I continued to purchase The Daily News (whose information gauge is constantly on "empty") throughout the strike, on the grounds that helping the homeless while (anonymously) challenging a militant cartel for a mere 25 cents was a great bargain. (With the post-strike cost at 40 cents, and with the ancillary benefits gone, I'm priced clean out of this market.) But from the News I did learn this: In New York, the Untouchables are untouchable; the rest of us are fair game.

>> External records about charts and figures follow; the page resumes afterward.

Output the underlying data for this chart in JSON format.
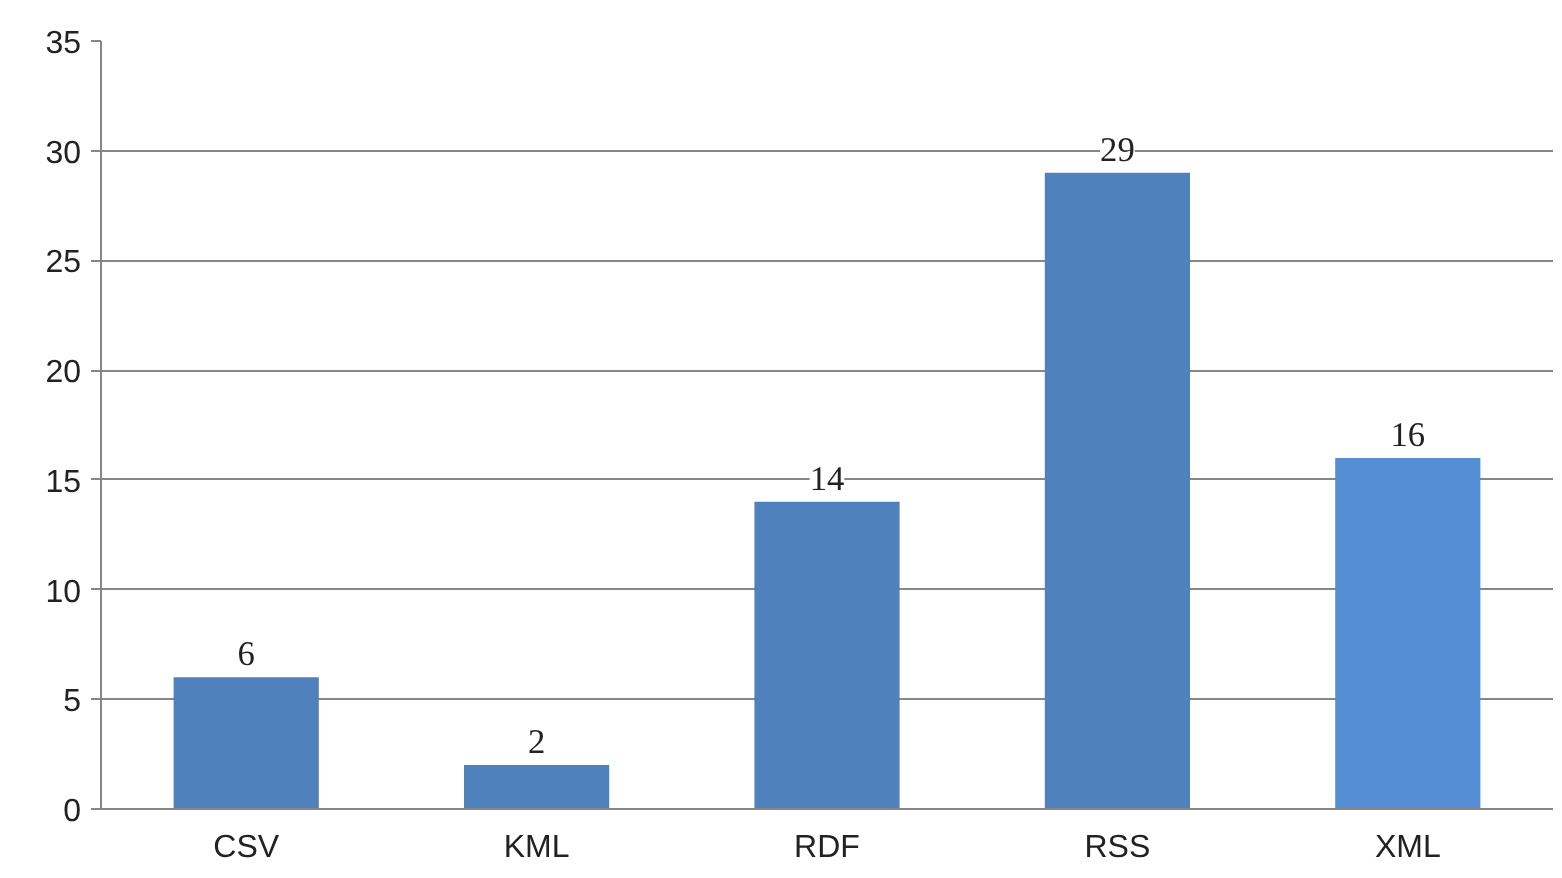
{
  "chart_data": {
    "type": "bar",
    "categories": [
      "CSV",
      "KML",
      "RDF",
      "RSS",
      "XML"
    ],
    "values": [
      6,
      2,
      14,
      29,
      16
    ],
    "colors": [
      "#4f81bd",
      "#4f81bd",
      "#4f81bd",
      "#4f81bd",
      "#558ed5"
    ],
    "ylim": [
      0,
      35
    ],
    "yticks": [
      0,
      5,
      10,
      15,
      20,
      25,
      30,
      35
    ],
    "grid": "y",
    "data_labels": true
  }
}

Taxi drivers are better than newspapers, however, as a source of practical information. They will speak with amazing frankness. I merely suggested to Yves that driving a cab must be a pretty good job provided one was careful during the wee hours. He shot back, "I am very careful. I don't pick up the blacks."

"Excuse me?"

"Those black kids, in the sneakers," he said in French-English. "Like that kid over there. See him? I no pick him up." Yves was a West Indian and appeared to be quite black all over.

All the cabbies have their rules, and most are now equipped with automatic door locks which they zealously guard until they have gotten a look at you. This is ironic, in that they search for potential customers like madmen, swerving wildly to snatch them, and routinely beep at passers-by who just might like a taxi. But I have seen cabs zip right past well-dressed, thirty-something men sporting Burberry coats and expensive briefcases…and black skin. Drivers of every shade inform me that they will stop for no one they "get a feeling about." A black cabbie told me about picking up the great Herbie Hancock one very stormy night. The jazz musician had spent forever hailing in the rain to no avail. Herbie understood that at each fateful moment of eye contact, he was "just another nigger" to a long string of New York taxicab professionals.

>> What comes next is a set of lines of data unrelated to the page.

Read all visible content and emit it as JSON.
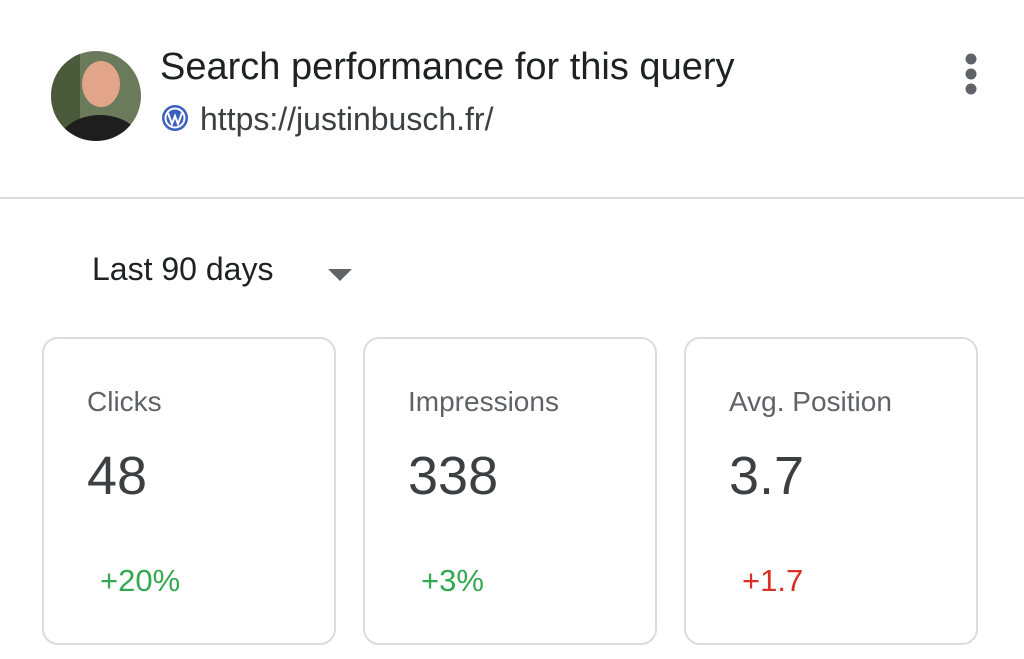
{
  "header": {
    "title": "Search performance for this query",
    "url": "https://justinbusch.fr/"
  },
  "period": "Last 90 days",
  "cards": [
    {
      "label": "Clicks",
      "value": "48",
      "change": "+20%",
      "color": "#34a853"
    },
    {
      "label": "Impressions",
      "value": "338",
      "change": "+3%",
      "color": "#34a853"
    },
    {
      "label": "Avg. Position",
      "value": "3.7",
      "change": "+1.7",
      "color": "#d93025"
    }
  ]
}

I heard no shame expressed. Even from the Middle Easterner who told me about being brought up on charges: An African woman he had passed as she desperately tried to flag him down (getting close enough to jot down his TLC number) complained about his discrimination before the appropriate city board. "Yeah, I see her. But she give me a bad feeling. So I lie and say 'No, I never seen her before.' What are they going to do?" He won his case, and he was out picking and choosing new fares by the afternoon.

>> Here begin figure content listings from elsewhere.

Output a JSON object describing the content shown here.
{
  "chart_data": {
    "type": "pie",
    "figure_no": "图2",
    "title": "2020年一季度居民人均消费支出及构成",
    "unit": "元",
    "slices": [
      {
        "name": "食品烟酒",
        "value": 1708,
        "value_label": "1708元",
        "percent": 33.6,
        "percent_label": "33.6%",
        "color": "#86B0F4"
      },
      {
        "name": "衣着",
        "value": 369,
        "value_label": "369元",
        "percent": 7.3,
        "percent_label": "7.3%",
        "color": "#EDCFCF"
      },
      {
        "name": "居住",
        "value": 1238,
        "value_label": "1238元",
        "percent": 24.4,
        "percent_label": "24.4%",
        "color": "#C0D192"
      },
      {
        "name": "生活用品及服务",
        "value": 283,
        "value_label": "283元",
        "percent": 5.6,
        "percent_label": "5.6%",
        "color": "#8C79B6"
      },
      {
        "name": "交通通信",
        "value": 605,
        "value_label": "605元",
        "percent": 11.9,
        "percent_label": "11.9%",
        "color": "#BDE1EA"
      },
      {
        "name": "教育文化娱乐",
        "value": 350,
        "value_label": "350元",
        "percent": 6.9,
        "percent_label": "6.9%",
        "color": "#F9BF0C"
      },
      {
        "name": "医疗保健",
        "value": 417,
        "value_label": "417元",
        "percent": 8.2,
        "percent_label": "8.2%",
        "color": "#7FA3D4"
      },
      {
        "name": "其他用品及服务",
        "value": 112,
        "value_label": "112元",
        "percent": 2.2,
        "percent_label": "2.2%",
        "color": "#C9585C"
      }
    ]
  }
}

Call me a honky (as a particularly opinionated street person recently did), but I imagine that, after soaking in a rainstorm for an hour while failing to procure a cab due to a permanent feature of my skin, I would develop an even worse attitude than I already have. I would not be mollified by the fact that the mayor would, but for his chauffeur, share my problem. Yet the hostility exhibited on this score is invisible; it is apparently a non-issue in a city convulsed by Bonfires of racial politics and idiotic agitations and an overarching urban unpleasantness.

Technically, New York City maintains a police force. But the cabbies are aware that this calendar year 2,250 persons—more than six per day—will be murdered on their streets. And so these working stiffs from every dot on the globe—Sierra Leone to Greece to Guatemala to Brooklyn—resort to their own crude measures for security. Of the scores of cabbies I talked to, all had one thing in common: They were alive. They take this as evidence that their racial rules of thumb are prudent. On the streets of the city, the hypothesis is that the principle of survival is winnowing out the liberals. New York, New York. It's a helluva town.

Contributing Editor Thomas W. Hazlett teaches economics and public policy at the University of California, Davis. He recently completed a sabbatical at Columbia University.